Wie die Gemeinde Uzwil mitteilt, braucht die Uzwiler Badi für den sicheren und hygienisch einwandfreien Betrieb täglich zwischen 50'000 und 150'000 Liter Frischwasser. Sie gehört damit zu den Wasser-Grossverbrauchern in der Gemeinde. Uzwil schliesst seine Badi kommenden Sonntag, zwei Wochen früher als geplant. Die Gemeinde nimmt damit ihre Verantwortung wahr, den Wasserverbrauch zu reduzieren.

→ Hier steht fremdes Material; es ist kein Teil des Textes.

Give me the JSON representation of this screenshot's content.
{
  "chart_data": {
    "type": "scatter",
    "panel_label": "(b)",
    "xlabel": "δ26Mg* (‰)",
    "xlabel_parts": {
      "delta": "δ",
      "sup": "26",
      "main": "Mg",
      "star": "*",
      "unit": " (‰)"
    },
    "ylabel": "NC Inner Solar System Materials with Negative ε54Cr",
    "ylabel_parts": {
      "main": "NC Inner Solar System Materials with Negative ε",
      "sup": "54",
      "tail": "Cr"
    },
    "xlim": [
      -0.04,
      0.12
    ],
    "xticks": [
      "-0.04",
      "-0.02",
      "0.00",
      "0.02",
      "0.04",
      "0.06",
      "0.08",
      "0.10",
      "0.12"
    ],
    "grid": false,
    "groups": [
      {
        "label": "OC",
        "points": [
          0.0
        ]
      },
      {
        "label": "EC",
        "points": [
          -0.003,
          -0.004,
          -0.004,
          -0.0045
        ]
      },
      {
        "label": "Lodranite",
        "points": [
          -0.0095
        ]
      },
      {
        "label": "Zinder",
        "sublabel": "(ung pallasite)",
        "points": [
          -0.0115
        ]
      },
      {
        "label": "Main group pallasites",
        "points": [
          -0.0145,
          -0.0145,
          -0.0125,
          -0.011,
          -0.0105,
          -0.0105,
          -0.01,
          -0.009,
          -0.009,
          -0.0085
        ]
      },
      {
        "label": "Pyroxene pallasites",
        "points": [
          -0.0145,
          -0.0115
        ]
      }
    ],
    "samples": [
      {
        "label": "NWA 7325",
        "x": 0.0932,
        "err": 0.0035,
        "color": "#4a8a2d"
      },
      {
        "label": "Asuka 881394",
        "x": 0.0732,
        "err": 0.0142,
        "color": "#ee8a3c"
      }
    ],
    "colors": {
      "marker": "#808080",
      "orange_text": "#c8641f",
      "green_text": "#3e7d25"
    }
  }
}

Die Trockenheit beschäftigt intensiv. Die Grundwasserstände sinken seit dem Frühjahr. Ohne länger anhaltenden, intensiven Regen können sie sich nicht erholen. Quellen sind versiegt. Die Trink- und Löschwasserversorgung in Uzwil und in der Region ist am Anschlag. Das vor allem auch, weil der Wasserverbrauch bei Hitze und Trockenheit deutlich höher ist als üblich. In einzelnen Wohnquartieren in Uzwil beispielsweise hat sich in den sommerlichen Hitzewellen der Wasserverbrauch gegenüber dem Normalverbrauch vervierfacht. Die eigene Versorgung konnte den Bedarf teilweise nicht mehr decken und musste beispielsweise den regionalen Verbund «Gruppenwasserversorgung Vogelsberg» beanspruchen. Nach einem Rückgang des Verbrauchs in der Ferienzeit – Uzwilerinnen und Uzwiler brauchten Wasser andernorts – steigt der Verbrauch aktuell wieder an. Die Grundwassernutzung ist risikobehaftet, weil die unterirdischen Vorkommen nur abgeschätzt werden können. Die Situation ist angespannt, das ist offensichtlich.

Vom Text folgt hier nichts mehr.